A família do adolescente, de 14 anos, que contraiu raiva humana, em Roraima, concedeu entrevista à Folha, na manhã de ontem, e denunciou que houve negligência por parte dos médicos da Policlínica Cosme e Silva, no bairro Pintolândia, zona Oeste. Conforme eles, além da demora no atendimento, que levou pouco mais de uma hora para ser iniciado, a médica que atendeu o menino prescreveu apenas a vacina antitetânica e dipirona, sem receitar a vacina antirrábica.
O jovem foi levado para a unidade após ter sido mordido no dedo de uma das mãos por um filhote de gata, no dia 8 de abril. A Folha teve acesso ao prontuário do paciente, onde consta que ele chegou à unidade apresentando febre de 38,5º graus, e a prescrição de apenas o medicamento contra a febre e uma dose da vacina contra tétano.
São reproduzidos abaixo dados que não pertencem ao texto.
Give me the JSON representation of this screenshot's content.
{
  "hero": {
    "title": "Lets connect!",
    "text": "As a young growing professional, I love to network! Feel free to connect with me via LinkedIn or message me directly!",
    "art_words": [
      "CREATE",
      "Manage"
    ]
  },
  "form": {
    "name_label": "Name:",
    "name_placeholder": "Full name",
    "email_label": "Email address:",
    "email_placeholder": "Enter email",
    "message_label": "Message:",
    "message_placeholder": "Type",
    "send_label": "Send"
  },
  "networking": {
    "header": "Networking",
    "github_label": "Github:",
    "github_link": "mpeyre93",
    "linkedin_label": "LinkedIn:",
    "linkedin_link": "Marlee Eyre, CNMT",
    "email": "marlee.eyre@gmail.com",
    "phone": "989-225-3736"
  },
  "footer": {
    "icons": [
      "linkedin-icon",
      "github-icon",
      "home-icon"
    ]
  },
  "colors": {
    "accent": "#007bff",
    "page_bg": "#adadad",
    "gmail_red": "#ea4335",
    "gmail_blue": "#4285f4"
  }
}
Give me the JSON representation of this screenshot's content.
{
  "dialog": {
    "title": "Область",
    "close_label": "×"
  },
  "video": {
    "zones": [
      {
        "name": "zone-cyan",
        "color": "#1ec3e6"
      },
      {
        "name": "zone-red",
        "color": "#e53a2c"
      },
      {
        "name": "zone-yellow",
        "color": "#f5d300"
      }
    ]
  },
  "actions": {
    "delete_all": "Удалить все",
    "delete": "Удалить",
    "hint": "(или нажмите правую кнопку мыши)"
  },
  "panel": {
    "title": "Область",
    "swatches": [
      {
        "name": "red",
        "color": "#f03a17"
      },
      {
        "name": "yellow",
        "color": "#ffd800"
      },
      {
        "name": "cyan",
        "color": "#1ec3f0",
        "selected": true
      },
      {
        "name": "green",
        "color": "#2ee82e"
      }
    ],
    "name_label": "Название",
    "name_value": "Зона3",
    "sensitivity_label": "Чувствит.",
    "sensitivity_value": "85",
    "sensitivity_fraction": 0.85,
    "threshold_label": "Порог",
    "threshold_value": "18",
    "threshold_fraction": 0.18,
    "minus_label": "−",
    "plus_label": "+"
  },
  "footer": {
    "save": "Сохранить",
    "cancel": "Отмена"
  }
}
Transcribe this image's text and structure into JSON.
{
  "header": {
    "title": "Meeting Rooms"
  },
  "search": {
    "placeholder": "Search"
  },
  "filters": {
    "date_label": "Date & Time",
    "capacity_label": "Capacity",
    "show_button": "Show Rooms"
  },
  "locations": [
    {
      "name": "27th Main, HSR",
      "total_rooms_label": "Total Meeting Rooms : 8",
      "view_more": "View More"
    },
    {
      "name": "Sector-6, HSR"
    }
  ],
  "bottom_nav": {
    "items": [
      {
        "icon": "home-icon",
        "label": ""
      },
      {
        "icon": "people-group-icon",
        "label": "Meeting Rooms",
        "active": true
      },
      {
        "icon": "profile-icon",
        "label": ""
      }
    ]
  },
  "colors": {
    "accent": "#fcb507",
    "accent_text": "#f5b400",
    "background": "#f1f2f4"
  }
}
Segundo o padrasto do adolescente, José Maria Nunes, o fato de não ter tomado a dose da vacina antirrábica influenciou diretamente na piora do seu quadro clínico. Ele encontra-se internado em estava grave na Unidade de Terapia Intensiva (UTI) do Hospital Geral de Roraima (HGR).
“Expliquei para a médica o que havia ocorrido e ela passou exatamente o que estava prescrito no prontuário, apenas a vacina antitetânica e a dipirona, sem a vacina antirrábica. Ela deveria ter orientado a gente a voltar na unidade, caso a criança apresentasse qualquer piora, mas não nos orientou. Ele deveria ter tomado três doses de vacina antirrábica, mas não tomou nenhuma”, afirmou.
Quase um mês depois de ter recebido alta da unidade médica, o padrasto contou que o estado de saúde do menino havia voltado a piorar. “Nós o levamos para tomar os remédios, mas como somos leigos no assunto, achamos que a médica tinha feito o correto. A ferida dele criou pus e a unha chegou a cair. Depois ele começou a sentir dores no braço e nas juntas e, no dia 11 deste mês, o levamos de volta ao Cosme e Silva”, relatou.
Ao explicarem o ocorrido para o médico plantonista, o especialista resolveu transferir o adolescente para o HGR. “O médico se espantou quando a mãe dele contou a situação em que a gata mordeu ele. Depois de ver o prontuário da consulta, ele percebeu o erro que havia sido cometido e o levaram para o HGR às pressas. No mesmo dia ele foi internado e entubado”, disse.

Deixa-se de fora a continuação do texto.